MA Postgraduates from UCA School of Craft and Design showcase interpretive practice, pushing the boundaries between glass, metal, textile, wood and ceramics.
MA Ceramics • MA Glass • MA Jewellery •MA Metalwork •

MA Product Design • MA Textiles • MRes Crafts


Showcasing exciting interpretive practices, eleven delivers highlights from this year’s postgraduate show: skilfully crafted objects and multi-sensory experiences that push the boundaries between mediums.

eleven – spot emerging creative talent of the future


Alice McIlroy [Transition, ceramic raku] creates ceramic bird forms that reflect aspects of human life and social interaction. Life is a series of transitions, and the phoenix is the ultimate symbol of transition. Its rare appearance is considered auspicious, and one that other birds gravitate towards.

Mike Barrett [Long Shadows, glass blocks, video projection with sound] is an artist and data scientist, exploring the devotional relationship we have to the digital world. Long Shadows is a diorama of an assembly in thrall to the marvellous and immortal world on the other side of the glass screen.

Claire Crawford [Sylvia I and Sylvia II, glass, bronze, leather] is a kiln cast glass and mixed media artist who creates sculptures of scale for large interior spaces inspired by abstractions from natural texture, form and colour. Her Sylvia series exhibition pieces reflect this through a representation of fallen snow covered tree roots in an undisturbed forest position.

Hannah Gibson [Whispering Sweet Nothings, glass] has been working with glass for almost two decades. Capturing the nostalgic imagery of childhood, connecting people, and exposing hidden narratives through cast sculptural glass stands at the core of her work. With a background in geology, her work is created using recycled glass from other artists, television glass, glass from mobile phones, and other ‘found’ objects.

Candy Matterson [Touch and Response, silver, acrylic and other metals] crosses the boundaries of jewellery and technology processes. She combines new and traditional materials to create engineered jewellery and sculptural objects – an interaction between the wearer and the viewer.

Cara Wassenberg [A Thousand Degrees, glass, metal] makes large-scale work creating site-specific sculpture for buildings and exterior areas. By using glass, copper and steel in combination with blacksmithing and glass-casting skills she explores these materials’ potential for organic interaction.

Stephen Sheffield [Curatorial, oak, glass] has been working with furniture for many years and has been designing and making for 21 years. His new MA work is designed to reflect an appreciation of furniture craft and how we curate our personal lives. His latest work looks at sustainability and logistics and attempts to re-evaluate our current manufacturer-orientated approach to consumption in favour of a customer-based approach.
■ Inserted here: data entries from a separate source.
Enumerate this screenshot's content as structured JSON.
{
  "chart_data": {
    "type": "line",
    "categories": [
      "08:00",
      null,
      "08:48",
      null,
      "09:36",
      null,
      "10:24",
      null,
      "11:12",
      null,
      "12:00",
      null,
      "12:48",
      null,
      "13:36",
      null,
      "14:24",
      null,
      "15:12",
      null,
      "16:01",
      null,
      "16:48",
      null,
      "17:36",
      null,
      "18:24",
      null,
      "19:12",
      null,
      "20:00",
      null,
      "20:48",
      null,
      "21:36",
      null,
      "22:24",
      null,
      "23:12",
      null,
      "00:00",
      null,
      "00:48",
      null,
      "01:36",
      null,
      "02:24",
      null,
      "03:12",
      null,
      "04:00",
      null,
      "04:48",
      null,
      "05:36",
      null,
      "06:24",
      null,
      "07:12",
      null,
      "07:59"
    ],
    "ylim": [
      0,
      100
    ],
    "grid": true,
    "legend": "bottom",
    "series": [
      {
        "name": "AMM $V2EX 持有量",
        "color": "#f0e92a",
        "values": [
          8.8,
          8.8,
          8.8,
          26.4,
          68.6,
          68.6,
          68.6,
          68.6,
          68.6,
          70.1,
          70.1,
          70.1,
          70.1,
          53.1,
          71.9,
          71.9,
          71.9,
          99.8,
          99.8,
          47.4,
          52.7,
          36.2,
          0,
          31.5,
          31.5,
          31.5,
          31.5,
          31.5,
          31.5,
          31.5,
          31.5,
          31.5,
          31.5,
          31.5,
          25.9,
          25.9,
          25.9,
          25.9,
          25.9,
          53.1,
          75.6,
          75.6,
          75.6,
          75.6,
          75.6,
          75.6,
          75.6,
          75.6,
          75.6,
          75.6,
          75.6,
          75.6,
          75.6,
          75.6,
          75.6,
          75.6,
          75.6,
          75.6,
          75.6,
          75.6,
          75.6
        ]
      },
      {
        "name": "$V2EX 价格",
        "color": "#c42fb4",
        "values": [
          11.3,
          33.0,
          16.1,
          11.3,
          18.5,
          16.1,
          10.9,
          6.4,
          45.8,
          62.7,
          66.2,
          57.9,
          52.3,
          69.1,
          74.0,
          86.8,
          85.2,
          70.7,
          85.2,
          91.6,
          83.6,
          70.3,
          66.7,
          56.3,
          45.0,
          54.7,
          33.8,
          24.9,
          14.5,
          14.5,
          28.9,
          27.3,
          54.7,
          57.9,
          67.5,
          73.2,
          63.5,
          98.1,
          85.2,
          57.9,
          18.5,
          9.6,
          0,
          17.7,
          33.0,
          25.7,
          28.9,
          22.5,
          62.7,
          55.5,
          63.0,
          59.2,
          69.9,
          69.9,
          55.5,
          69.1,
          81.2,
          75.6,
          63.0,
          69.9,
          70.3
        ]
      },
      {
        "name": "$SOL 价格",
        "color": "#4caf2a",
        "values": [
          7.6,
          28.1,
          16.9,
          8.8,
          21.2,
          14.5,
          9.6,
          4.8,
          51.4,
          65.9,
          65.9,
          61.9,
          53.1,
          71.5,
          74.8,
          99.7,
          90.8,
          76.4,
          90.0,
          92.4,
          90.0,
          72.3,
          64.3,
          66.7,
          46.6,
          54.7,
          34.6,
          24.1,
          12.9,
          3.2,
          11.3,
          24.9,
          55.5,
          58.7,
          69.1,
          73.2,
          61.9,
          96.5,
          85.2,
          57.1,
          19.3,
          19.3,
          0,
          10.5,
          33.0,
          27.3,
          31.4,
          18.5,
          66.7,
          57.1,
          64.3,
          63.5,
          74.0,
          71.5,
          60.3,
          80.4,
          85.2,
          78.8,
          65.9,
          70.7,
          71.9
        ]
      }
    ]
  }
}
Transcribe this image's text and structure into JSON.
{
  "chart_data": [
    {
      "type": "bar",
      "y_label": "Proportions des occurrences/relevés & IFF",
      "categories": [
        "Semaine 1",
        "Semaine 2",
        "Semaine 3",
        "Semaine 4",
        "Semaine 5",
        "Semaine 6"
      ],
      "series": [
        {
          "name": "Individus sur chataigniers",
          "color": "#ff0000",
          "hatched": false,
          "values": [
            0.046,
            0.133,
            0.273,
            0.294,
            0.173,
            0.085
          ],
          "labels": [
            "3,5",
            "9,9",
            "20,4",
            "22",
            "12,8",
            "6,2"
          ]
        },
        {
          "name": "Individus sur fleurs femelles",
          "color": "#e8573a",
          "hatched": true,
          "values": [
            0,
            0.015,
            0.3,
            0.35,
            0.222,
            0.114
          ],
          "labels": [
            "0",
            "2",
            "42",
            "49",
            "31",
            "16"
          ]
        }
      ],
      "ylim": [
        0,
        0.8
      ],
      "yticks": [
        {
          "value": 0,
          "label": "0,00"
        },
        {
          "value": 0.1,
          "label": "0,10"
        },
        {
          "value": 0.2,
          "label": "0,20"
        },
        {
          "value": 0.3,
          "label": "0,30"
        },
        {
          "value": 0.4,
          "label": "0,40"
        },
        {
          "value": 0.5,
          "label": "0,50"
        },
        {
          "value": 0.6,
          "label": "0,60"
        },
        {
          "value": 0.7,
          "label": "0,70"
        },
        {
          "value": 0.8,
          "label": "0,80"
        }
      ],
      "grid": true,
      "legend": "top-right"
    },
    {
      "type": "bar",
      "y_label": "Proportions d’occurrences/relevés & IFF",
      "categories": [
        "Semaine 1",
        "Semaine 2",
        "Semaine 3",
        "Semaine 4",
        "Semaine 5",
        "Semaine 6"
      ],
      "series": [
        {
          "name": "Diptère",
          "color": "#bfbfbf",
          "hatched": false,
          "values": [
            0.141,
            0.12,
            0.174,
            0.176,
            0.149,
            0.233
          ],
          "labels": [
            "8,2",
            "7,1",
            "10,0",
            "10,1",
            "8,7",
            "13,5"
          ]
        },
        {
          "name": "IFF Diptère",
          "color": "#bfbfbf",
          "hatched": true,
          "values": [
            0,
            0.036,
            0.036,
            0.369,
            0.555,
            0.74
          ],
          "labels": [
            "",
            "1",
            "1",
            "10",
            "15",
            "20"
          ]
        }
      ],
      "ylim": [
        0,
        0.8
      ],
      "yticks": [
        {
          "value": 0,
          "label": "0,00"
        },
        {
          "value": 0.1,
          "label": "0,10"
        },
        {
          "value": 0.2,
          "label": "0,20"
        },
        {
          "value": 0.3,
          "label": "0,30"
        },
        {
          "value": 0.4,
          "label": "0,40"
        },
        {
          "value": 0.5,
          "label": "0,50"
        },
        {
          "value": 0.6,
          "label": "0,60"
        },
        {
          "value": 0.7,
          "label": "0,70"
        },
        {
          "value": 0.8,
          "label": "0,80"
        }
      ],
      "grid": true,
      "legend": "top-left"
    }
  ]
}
Alison Baxter [Fragments and Whispers, textiles, metal] creates delicate and elegant small-scale three-dimensional objects integrating thread with metal. Fragments and Whispers, is a body of work made in response to archival research of the life of a woman, a close friend of King Edward VII, and her forgotten bedroom designed in the 1890s.

Mona Craven [In-Between, textiles, installation] has explored heritage cloth to connect
to cultural heritage found in the fragmented spaces between cultures. Her practice crosses media, integrating digital processes with hand-stitching to emphasise elusive traces, memory and the fragility found at the points of contact in the fragmented space
between cultures.

Janet Twinn [Lost in Landscape, patchwork wall hanging and textile rolls] makes patchwork wallhangings constructed from her dyed and printed cloth. Patchwork is a process of layers. There are hidden seams, raw edges and tangles of loose threads. Lost in Landscape is an abstraction, grounded in the observed. Colour is evocative rather than literal.

Kas Williams [Off The Wall, textiles, mixed media] is a textile artist whose creative practice occupies the space between fine art and craft. Her work reflects a curiosity about form and structure combined with a playful use of colour, pattern and texture to create sophisticated pieces in a diverse mix of materials.

Loucia Manopoulou, curator | researcher, has extensive experience in curating exhibitions, both in Greece and the UK. Currently she is exploring the history of crafts, with a focus on modern and contemporary British crafts, curatorship and the relationship between crafts and music.